Tulang panjang (Femur, Humerus) terdiri dari batang tebal panjang yang
disebut diafisis dan dua ujung yang disebut epifisis. Di sebelah proksimal dari epifisis
terdapat metafisis. Di antara epifisis dan metafisis terdapat daerah tulang rawan yang tumbuh,
yang disebut lempeng epifisis atau lempeng pertumbuhan. Tulang panjang tumbuh karena
akumulasi tulang rawan di lempeng epifisis. Tulang rawan digantikan oleh sel-sel tulang yang
dihasilkan oleh osteoblas, dan tulang memanjang. Batang dibentuk oleh jaringan tulang yang
padat. Epifisis dibentuk dari spongi bone (cancellous atau trabecular). Pada akhir tahun-tahun
remaja tulang rawan habis, lempeng epifisis berfusi, dan tulang berhenti tumbuh. Hormon
pertumbuhan,
estrogen,
dan
testosteron merangsang
pertumbuhan
tulang
panjang. Estrogen, bersama dengan testosteron, merangsang fusi lempeng epifisis. Batang
suatu tulang panjang memiliki rongga yang disebut kanalis medularis. Kanalis medularis
berisi sumsum tulang.
b. Tulang pendek (carpals) bentuknya tidak teratur dan inti dari cancellous (spongy) dengan
suatu lapisan luar dari tulang yang padat.
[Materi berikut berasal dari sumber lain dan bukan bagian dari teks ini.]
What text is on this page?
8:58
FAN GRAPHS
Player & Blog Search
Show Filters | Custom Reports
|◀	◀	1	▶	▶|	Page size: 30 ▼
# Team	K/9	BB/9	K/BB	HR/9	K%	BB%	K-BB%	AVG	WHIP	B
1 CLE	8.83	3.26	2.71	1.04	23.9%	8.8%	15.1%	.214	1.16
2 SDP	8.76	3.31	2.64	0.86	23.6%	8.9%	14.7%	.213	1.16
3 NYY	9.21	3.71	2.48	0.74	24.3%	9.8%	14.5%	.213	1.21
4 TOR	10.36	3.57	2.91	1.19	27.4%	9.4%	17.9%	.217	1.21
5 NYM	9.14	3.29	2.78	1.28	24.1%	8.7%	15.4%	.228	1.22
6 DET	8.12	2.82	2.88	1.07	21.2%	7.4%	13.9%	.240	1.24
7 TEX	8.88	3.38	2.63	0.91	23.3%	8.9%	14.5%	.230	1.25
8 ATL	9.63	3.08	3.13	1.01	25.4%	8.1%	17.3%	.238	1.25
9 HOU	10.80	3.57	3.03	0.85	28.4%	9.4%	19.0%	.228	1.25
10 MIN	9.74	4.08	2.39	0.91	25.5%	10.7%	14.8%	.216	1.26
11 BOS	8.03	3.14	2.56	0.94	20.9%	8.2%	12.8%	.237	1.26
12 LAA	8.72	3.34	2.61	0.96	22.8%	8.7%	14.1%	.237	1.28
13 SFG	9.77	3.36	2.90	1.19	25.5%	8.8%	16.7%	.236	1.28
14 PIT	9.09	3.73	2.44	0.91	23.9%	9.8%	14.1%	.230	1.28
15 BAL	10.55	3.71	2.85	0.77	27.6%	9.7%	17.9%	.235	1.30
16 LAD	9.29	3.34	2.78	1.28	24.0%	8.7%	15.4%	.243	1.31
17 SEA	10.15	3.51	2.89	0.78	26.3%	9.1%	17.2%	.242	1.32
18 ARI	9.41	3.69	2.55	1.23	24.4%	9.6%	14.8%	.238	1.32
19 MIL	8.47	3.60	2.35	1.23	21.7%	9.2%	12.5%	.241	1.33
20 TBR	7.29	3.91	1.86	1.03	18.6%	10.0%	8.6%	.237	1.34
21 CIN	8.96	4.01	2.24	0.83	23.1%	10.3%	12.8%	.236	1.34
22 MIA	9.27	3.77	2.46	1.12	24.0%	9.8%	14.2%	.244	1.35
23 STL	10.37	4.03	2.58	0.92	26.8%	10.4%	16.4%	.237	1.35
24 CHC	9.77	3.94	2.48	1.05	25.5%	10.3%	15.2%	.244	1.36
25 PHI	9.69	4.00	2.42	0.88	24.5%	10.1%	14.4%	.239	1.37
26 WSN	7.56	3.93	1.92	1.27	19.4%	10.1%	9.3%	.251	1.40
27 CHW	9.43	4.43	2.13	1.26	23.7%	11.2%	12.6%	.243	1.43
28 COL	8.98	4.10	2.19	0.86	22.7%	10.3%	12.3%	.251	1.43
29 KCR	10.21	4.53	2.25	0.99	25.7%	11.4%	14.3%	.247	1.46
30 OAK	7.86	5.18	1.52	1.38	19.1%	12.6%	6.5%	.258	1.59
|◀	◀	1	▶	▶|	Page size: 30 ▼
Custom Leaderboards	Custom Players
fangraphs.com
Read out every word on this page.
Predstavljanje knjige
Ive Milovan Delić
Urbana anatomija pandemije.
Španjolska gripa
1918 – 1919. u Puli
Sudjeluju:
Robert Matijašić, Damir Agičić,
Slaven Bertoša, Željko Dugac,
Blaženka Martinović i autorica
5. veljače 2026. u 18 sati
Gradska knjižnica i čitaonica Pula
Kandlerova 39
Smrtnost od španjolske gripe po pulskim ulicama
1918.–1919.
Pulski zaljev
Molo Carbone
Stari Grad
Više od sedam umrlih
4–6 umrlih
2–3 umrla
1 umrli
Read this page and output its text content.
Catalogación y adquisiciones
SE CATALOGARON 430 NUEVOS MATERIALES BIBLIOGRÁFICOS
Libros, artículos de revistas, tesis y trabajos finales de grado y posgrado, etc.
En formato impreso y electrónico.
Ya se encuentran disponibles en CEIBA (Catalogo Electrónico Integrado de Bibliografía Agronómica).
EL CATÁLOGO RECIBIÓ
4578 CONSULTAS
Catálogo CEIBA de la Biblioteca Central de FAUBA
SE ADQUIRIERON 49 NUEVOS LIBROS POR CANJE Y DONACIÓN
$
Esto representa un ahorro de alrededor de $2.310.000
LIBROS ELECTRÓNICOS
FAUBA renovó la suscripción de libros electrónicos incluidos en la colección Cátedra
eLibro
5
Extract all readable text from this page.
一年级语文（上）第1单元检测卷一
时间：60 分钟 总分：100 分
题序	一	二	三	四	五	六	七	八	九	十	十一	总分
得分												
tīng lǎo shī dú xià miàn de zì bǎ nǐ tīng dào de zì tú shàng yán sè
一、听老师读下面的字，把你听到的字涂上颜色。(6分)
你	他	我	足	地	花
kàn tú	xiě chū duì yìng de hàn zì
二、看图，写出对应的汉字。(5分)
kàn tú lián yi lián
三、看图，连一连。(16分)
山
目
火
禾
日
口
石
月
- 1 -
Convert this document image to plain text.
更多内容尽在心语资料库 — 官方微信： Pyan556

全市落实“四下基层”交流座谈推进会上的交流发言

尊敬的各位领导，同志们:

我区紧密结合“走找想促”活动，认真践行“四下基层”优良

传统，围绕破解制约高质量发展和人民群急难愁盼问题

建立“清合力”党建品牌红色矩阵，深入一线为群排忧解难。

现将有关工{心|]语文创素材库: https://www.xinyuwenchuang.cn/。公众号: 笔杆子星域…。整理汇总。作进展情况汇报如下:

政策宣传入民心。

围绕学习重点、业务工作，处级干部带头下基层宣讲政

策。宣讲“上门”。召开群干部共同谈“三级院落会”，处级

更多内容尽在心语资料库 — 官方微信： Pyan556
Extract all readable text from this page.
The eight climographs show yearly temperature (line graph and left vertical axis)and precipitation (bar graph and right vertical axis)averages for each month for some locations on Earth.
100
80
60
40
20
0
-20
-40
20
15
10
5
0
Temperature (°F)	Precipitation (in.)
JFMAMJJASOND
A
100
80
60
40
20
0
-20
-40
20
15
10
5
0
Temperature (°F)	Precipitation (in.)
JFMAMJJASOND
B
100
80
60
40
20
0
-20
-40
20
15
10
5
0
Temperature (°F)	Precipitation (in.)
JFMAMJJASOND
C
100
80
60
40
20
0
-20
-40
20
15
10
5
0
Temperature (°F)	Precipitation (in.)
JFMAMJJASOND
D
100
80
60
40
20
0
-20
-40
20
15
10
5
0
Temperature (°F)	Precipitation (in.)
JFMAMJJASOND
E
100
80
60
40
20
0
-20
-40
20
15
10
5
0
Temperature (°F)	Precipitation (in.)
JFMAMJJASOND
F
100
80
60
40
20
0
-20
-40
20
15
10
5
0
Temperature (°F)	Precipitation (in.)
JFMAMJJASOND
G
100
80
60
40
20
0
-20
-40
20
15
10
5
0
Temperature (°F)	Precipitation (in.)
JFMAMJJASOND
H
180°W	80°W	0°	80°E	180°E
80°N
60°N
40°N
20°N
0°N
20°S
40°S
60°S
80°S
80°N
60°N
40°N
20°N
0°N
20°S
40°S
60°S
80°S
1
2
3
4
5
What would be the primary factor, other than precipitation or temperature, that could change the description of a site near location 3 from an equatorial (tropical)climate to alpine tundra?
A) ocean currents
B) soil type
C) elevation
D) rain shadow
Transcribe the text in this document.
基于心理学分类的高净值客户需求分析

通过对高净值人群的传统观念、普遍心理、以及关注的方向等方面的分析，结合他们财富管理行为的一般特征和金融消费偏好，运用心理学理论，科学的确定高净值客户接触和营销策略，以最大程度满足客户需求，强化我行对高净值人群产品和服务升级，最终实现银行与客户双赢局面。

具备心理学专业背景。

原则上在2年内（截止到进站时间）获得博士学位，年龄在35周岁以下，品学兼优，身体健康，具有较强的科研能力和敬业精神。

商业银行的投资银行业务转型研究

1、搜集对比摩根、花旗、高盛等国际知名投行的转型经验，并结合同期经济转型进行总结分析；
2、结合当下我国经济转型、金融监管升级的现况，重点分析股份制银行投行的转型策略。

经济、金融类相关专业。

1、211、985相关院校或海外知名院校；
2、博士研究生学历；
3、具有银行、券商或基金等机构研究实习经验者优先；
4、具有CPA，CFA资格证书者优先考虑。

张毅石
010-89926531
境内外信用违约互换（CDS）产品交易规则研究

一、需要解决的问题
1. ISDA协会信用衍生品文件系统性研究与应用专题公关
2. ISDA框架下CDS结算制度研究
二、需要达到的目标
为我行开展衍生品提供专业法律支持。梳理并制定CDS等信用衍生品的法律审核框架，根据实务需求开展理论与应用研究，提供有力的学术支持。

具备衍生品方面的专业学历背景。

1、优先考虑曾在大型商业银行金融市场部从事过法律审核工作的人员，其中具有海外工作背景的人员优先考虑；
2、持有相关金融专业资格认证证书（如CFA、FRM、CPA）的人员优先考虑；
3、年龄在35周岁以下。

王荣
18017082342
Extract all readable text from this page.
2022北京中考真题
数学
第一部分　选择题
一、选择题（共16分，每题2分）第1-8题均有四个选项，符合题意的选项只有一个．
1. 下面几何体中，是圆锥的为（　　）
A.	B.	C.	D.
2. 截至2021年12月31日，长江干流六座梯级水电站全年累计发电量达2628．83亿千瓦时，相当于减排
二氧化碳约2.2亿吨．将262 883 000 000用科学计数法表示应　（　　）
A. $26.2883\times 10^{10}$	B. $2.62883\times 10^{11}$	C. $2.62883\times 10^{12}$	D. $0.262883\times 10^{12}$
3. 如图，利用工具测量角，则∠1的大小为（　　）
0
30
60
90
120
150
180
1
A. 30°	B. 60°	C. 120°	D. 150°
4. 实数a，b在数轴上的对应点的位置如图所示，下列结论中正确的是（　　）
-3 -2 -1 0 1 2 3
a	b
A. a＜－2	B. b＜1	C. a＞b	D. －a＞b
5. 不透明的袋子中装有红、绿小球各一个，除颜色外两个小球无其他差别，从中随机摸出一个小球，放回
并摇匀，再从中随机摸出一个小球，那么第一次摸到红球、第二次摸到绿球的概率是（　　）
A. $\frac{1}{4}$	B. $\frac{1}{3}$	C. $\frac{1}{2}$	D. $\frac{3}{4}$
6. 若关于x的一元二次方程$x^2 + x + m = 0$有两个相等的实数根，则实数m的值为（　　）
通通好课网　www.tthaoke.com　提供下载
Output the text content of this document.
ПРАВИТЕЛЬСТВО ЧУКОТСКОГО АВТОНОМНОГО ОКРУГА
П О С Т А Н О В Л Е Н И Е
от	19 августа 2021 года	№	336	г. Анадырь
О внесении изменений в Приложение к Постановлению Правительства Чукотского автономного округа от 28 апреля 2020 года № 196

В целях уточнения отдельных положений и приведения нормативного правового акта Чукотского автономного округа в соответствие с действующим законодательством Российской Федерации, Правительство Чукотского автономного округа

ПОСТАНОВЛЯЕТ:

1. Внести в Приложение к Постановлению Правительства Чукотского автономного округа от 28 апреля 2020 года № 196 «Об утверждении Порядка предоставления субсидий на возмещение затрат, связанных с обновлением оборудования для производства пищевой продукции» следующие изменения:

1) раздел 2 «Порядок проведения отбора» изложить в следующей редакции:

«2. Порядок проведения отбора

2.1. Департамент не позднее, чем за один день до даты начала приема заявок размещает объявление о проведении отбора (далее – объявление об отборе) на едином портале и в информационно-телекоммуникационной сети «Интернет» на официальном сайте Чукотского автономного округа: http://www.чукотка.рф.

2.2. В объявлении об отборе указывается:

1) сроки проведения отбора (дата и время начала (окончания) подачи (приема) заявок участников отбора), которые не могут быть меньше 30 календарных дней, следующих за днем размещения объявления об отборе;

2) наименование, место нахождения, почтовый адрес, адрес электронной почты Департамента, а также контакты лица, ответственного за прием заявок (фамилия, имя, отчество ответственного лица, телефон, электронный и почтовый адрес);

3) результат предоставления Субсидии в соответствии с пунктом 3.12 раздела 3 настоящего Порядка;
c. Tulang pendek datar (tengkorak) terdiri atas dua lapisan tulang padat dengan lapisan luar
adalah tulang concellous.
d. Tulang yang tidak beraturan (vertebrata) sama seperti dengan tulang pendek.
e. Tulang sesamoid merupakan tulang kecil, yang terletak di sekitar tulang yang berdekatan
dengan persediaan dan didukung oleh tendon dan jaringan fasial, misalnya patella (kap lutut).
Tulang tersusun atas sel, matriks protein dan deposit mineral. Sel-selnya terdiri atas tiga jenis
dasar-osteoblas, osteosit dan osteoklas. Osteoblas berfungsi dalam pembentukan
tulang dengan mensekresikan matriks tulang. Matriks tersusun atas 98% kolagen dan 2%
subtansi dasar (glukosaminoglikan, asam polisakarida) dan proteoglikan). Matriks merupakan
kerangka dimana garam-garam mineral anorganik ditimbun. Osteosit adalah sel dewasa yang
terlibat dalam pemeliharaan fungsi tulang dan terletak dalam osteon (unit matriks
tulang ). Osteoklas adalah sel multinuclear ( berinti banyak) yang berperan dalam
penghancuran, resorpsi dan remosdeling tulang.
Osteon merupakan unik fungsional mikroskopis tulang dewasa. Ditengah osteon
terdapat kapiler. Dikelilingi kapiler tersebut merupakan matriks tulang yang
dinamakan lamella. Didalam lamella terdapat osteosit, yang memperoleh nutrisi melalui
prosesus yang berlanjut kedalam kanalikuli yang halus (kanal yang menghubungkan dengan
pembuluh darah yang terletak sejauh kurang dari 0,1 mm).
Tulang diselimuti dibagian oleh membran fibrous padat dinamakan periosteum.
Periosteum memberi nutrisi ke tulang dan memungkinkannya tumbuh, selain sebagai tempat
perlekatan tendon dan ligamen. Periosteum mengandung saraf, pembuluh darah, dan limfatik.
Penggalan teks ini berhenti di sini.